Understanding whether your business is candy, a painkiller, or a vitamin helps business owners and investors alike to know where a business stands in the market. These categories offer insight into the decisions consumers make.
Categories force business owners to think about the type of value they provide. For example, people value DNA kits because it helps them with their health, and people value chicken coop doors because they help them keep chickens (and profits) safe.
In great markets, sales of luxury purses, a candy business, are high. In a recession, sales for these types of non-essential items may plummet.
Categories are also important for exit planning. By nature, candy businesses do not have the strongest valuations. Candy businesses are very dependent on the market and seasonality. Despite a great product and great marketing, actual sales performance for these items is based on the overall economy. Do people have ample disposable income? Are people being more conservative about spending because they believe an impending financial crisis will happen? In these settings, great candy businesses may fail to meet sales goals.
Investors are more interested in vitamins and painkillers. These are items that consumers either feel they should buy or need to buy. Products and services that fall under these categories are far more recession-resistant. Historical sales data is more reliable in these industries, so vitamin and painkiller businesses have higher and stronger valuations.

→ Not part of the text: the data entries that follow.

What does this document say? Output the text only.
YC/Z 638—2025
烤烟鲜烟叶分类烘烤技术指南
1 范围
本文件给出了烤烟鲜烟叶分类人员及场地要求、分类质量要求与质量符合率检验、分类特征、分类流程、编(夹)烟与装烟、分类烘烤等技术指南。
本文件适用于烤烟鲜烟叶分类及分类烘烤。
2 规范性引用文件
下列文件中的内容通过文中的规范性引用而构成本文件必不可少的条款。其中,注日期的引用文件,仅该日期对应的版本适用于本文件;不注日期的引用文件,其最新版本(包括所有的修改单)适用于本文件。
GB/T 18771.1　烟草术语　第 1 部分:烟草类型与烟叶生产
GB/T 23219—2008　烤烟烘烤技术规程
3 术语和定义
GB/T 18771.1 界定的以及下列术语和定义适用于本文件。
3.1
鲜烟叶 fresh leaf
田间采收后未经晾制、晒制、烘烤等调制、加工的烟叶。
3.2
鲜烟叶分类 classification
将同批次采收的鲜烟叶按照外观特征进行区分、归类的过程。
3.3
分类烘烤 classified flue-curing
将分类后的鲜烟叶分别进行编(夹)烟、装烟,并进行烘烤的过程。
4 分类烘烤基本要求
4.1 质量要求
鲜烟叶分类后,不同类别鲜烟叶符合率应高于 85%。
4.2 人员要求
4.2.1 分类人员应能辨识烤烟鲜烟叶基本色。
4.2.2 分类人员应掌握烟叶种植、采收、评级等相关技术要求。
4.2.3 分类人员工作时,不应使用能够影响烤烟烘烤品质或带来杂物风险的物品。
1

Candy businesses are not bad businesses. Many candy businesses are strong contenders in multi-billion dollar industries, but these are not the strongest businesses an entrepreneur can own when it comes to exit planning and acquisitions.
How soon can transitioning from candy to vitamin to painkiller impact the value that investors are willing to pay for a business? Investors want to see history. History gives the most concrete proof that a business is profitable and works as a system.
It takes time, typically months or even years, to show the historical impact of the change. Investors need tangible evidence that the pivot from candy to vitamin or vitamin to painkiller is having a significant and permanent impact on profits. They want to see that customers understand the value of the product and service and have moved it to a different category mentally.